Allen also said he was surprised by some of what the state put up for sale: A dozen buildings owned by the Department of Corrections.

"I wasn't expecting that," Allen told the JBC, adding: "What good is a prison in Cañon City" to someone who could take possession if the state fails to pay back the loans?

It's because those buildings are considered "essential state assets," Allen said. Prisons are considered an essential state asset because "you can't turn people loose without a lot of public blowback."

These are bonds with really good security, Allen added. Investors say, "We take your prison if you don't pay for it," although there's little chance the state won't pay back those bonds, he said.

According to his analysis:

"Standard & Poor’s Global and Moody's Investor Service rated the SB 267 securities before they were issued. Standard & Poor's assigned an AA- rating, three notches below the highest AAA rating while Moody’s assigned an Aa2 rating, two notches below the highest Aaa rating. Borrowers with higher credit ratings pay lower interest rates; the rate on a 10 year AAA tax-free [municipal] bond has recently been about 0.15 percent lower than on an AA bond. On $500 million borrowed, this amounts to $750,000 less interest annually."

Under SB 267, 25 percent of the money raised has to go to highway and other transportation projects in rural Colorado, defined in the bill as counties with populations of 50,000 or less. 

On Oct. 18, CDOT published its list of where those dollars will go, combined with the dollars the department also will get from SB 1. More than half will be spent on I-25, both north and south of Denver. 

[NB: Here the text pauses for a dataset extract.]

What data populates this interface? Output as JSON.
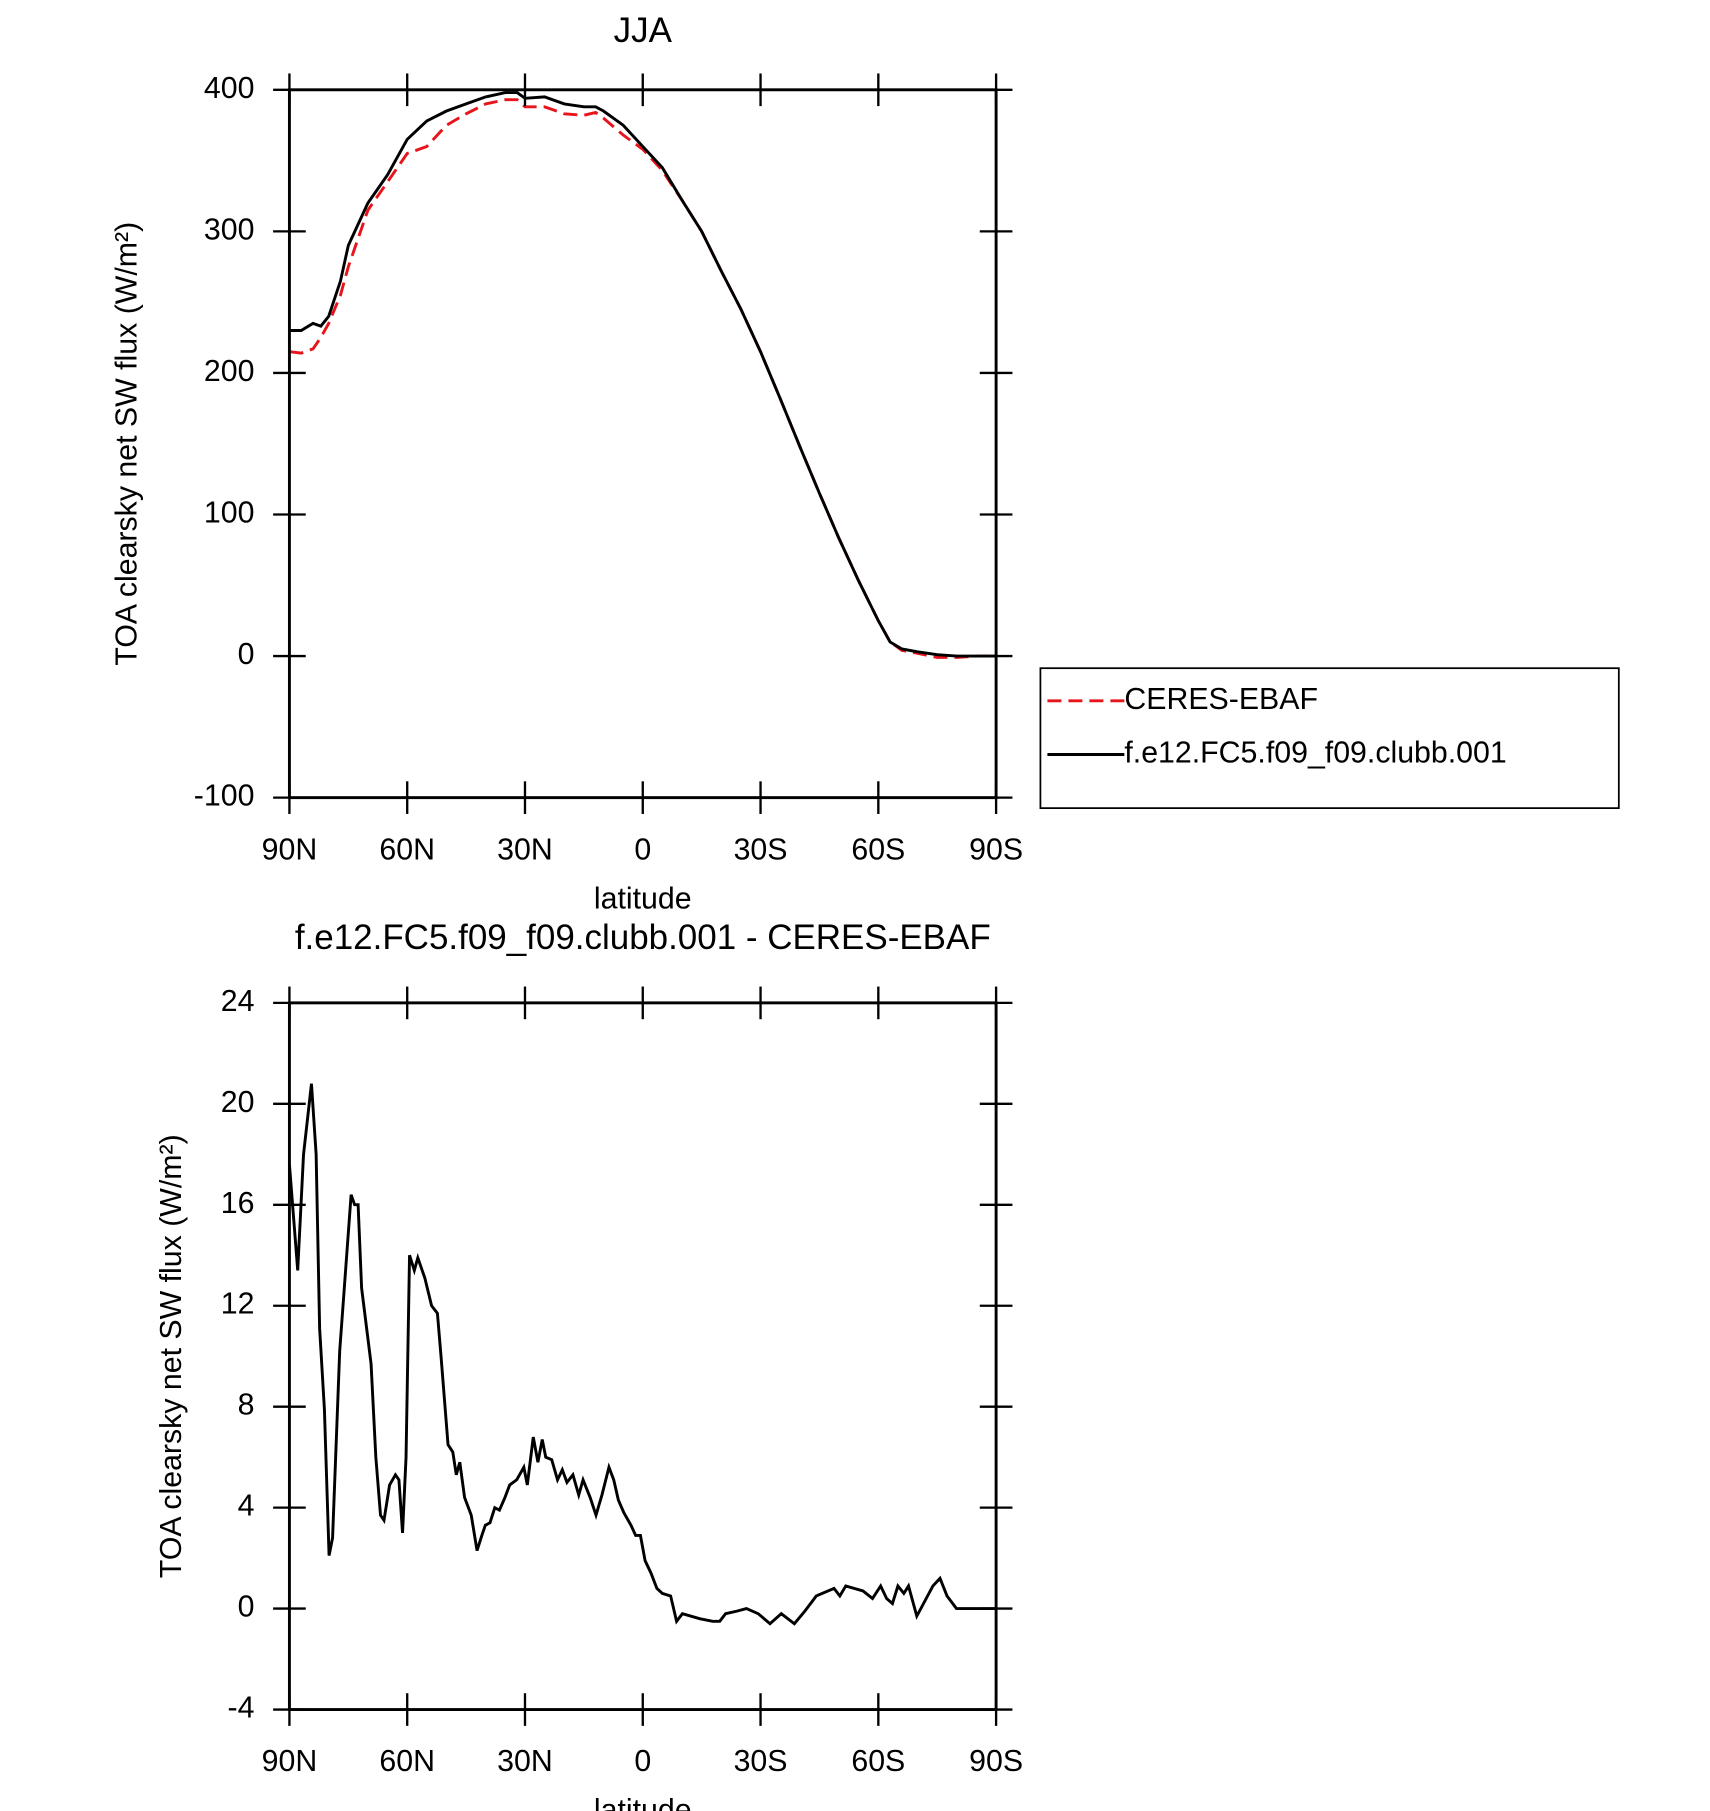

Under a resolution adopted by the state Transportation Commission, which oversees CDOT, seven of those projects will receive the first dollars in the 2018-19 fiscal year. They are:

  • US 550/160 Connection - $54,400,000
  • I-25: Colorado-Springs Denver South - $25,000,000
  • I-25 North: SH 402 – SH 56 (Segment 6) – $165,000,000 
  • I-70: Westbound PPSL – $20,000,000 
  • SH 13: Reconstruction – $30,500,000 
  • SH 9: Frisco North – $9,500,000 
  • I-70 East: Failing Pavement - $33,100,000

The rural projects include Colorado Highway 13, which runs north of Meeker to the Wyoming state line and through Garfield and Moffat counties. Highway 9 starts in Fairplay, in Park County and runs north through Frisco to its endpoint in Kremmling in Grand County. The U.S. Highway 550/160 intersection is just south of Durango, although La Plata County is not considered a rural county under the definition set forth in SB 267.